25 de agosto de 2017

Algo habrán hecho


 
 
A pesar de que para la mayoría de la población, asesinato, barbarie o terrorismo son conceptos perfectamente definidos, los mismos se han visto desdibujados hasta límites irreconocibles en los últimos días, siguiendo la pauta por la que nos hemos ido deslizando poco a poco, en una deriva siniestra.
La sensación es que la imbecilidad es un potente estimulante que los populismos y nacionalismos inoculan en la población, y que es en los casos excepcionales donde se deja entrever, por la rendija minúscula del círculo privado o por el amplio escaparate de internet y las redes sociales, las distintas reacciones que las personas tienen ante un mismo hecho, y cómo sus juicios personales o su sensatez se ven mermados por esos venenos tal vez contagiosos que son la propaganda y la memez.
Los trágicos acontecimientos de la semana pasada en Barcelona fueron un ejemplo extremo de ello. Algo que en un principio debería unir a la sociedad en una causa común y apelando a su espíritu cívico más allá de litigios, rivalidades provincianas e identidades excluyentes (diferenció el consejero de Interior catalán entre muertos locales y muertos “españoles”, esa infame categoría de víctimas de primera y víctimas de segunda que por desgracia hemos visto otras veces) ha permitido que algunos se revuelquen en su propia idiocia, mostrándola en todo su esplendor, imponente, hermosa como un gorrino bien cebado. Sigue causando perplejidad el desvergonzado desparpajo con el que ciertos personajillos hacen gala de burricie desprovista de pudor. Una apología de las limitaciones propias que se lleva a cabo sin reparos, como el rey que se pasea desnudo y seguro de sí mismo entre la población, sin saber que está en pelotas.
Además del habitual grupúsculo de desequilibrados con sus muestras de xenofobia, hubo quienes, con los muertos aún sobre las aceras de las Ramblas, se apresuraron en buscar justificaciones de emergencia, con esas sospechosas prisas que les entran para tratar de excusar lo inexcusable, aún con todas las incógnitas abiertas. Y es que no había frenado todavía la  furgoneta y ciertas alimañas especialistas en lo inoportuno ya sacaban a colación la foto de las Azores (la pequeña localidad marroquí de Mrirt, donde nació Younes Abouyaaqoub, está a 6.500 kilómetros de Bagdad).
Tratar de mantener una equidistancia entre el terrorismo islámico y las sociedades que desean exterminar es un grotesco acto de irresponsabilidad, transmitiendo ese mensaje inquietante donde parece que la culpa recae en todos menos en los terroristas y sus líderes reclutadores.
La maldad innata del integrismo yendo de la mano del cretinismo y vileza de cierta izquierda, como se dio cuenta en su momento la mítica periodista y escritora italiana Oriana Fallaci, que conmocionada ante tales alianzas imposibles, escribió algunos de los textos claves para digerir esa asociación o esa fascinación mutua entre el Islam radical y los movimientos antisistema, o incluso entre cierta progresía impresentable.
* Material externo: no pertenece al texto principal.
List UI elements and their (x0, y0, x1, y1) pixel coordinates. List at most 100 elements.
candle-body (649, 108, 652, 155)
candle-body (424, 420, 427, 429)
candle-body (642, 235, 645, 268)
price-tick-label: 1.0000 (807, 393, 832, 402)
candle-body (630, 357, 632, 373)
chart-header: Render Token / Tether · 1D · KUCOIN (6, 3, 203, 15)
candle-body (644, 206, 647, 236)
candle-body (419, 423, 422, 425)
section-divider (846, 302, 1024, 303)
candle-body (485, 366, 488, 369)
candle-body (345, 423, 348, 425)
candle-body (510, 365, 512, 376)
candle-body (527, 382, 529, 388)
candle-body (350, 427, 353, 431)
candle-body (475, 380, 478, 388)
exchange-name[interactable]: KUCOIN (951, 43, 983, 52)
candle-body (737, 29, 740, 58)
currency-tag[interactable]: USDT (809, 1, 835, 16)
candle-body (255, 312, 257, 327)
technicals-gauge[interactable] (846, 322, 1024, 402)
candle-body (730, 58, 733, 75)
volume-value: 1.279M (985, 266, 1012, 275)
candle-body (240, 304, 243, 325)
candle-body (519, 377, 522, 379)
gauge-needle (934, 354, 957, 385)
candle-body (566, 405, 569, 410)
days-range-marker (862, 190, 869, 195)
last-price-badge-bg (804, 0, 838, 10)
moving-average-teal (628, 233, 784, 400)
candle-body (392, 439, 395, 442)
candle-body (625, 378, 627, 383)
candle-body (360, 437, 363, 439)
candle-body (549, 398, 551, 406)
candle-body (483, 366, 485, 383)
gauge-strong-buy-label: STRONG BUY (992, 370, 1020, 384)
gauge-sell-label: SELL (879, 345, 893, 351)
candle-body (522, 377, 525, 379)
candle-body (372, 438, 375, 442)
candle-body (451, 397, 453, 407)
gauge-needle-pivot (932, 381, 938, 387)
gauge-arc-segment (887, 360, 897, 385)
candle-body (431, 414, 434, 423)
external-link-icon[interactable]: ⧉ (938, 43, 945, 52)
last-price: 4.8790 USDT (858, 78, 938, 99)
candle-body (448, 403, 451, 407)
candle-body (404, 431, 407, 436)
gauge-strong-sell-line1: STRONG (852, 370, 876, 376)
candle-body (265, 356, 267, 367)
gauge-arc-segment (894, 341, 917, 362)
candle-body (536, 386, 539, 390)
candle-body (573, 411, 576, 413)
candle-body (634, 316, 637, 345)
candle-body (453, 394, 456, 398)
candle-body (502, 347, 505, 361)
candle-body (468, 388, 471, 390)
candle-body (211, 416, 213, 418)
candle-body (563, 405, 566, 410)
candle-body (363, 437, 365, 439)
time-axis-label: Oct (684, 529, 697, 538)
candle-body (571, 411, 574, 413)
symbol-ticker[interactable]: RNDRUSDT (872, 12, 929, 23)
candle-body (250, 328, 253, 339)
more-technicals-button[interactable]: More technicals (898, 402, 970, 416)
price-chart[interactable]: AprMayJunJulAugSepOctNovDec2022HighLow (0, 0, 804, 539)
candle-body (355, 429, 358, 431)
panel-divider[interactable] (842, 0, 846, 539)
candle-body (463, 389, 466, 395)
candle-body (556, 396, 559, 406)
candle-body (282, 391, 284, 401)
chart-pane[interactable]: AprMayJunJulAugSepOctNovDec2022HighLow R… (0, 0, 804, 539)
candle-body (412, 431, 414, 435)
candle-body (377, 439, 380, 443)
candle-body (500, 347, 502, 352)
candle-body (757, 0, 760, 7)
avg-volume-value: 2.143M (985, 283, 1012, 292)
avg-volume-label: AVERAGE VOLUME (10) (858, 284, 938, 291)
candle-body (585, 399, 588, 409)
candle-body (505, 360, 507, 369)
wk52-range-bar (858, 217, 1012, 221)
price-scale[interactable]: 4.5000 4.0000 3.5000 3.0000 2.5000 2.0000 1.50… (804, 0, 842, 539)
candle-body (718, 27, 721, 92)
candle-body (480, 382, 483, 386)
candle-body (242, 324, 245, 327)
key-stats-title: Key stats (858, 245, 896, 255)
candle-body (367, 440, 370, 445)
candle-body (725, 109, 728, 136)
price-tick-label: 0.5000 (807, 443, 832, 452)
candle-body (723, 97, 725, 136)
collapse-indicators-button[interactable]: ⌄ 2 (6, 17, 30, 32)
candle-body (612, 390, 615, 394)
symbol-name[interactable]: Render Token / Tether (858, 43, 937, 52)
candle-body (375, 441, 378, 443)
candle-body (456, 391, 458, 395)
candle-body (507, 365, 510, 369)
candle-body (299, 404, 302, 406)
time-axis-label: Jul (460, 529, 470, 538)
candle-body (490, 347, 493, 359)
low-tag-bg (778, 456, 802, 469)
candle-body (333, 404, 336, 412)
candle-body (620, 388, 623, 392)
Abundaron así en las redes las reacciones momentáneas y dogmáticas, bilis lanzada a bocajarro por individuos sin capacidad alguna de aparejar un discurso razonable, más propias de coléricos impulsivos e ignorantes, que es la infantería de ocasión de ciertos responsables políticos que mediante la Fundación Nous Catalans (creada por Artur Mas) prefirieron apostar por una inmigración islámica descontrolada pero fácilmente permeable al nacionalismo, mientras se discriminaba a cualquier hispanoparlante que llegara del otro lado del Ebro, convirtiendo así a Cataluña en el mayor foco de radicalización salafista de toda España, y dejando a la población sentada sobre un polvorín que tenía toda la pinta de estallar. Pero nunca a ellos, claro, pues están seguros más allá de bolardos inexistentes y medidas de seguridad desoídas; unos excrementos políticos que, por desgracia, no podrán ser juzgados por estupidez criminal.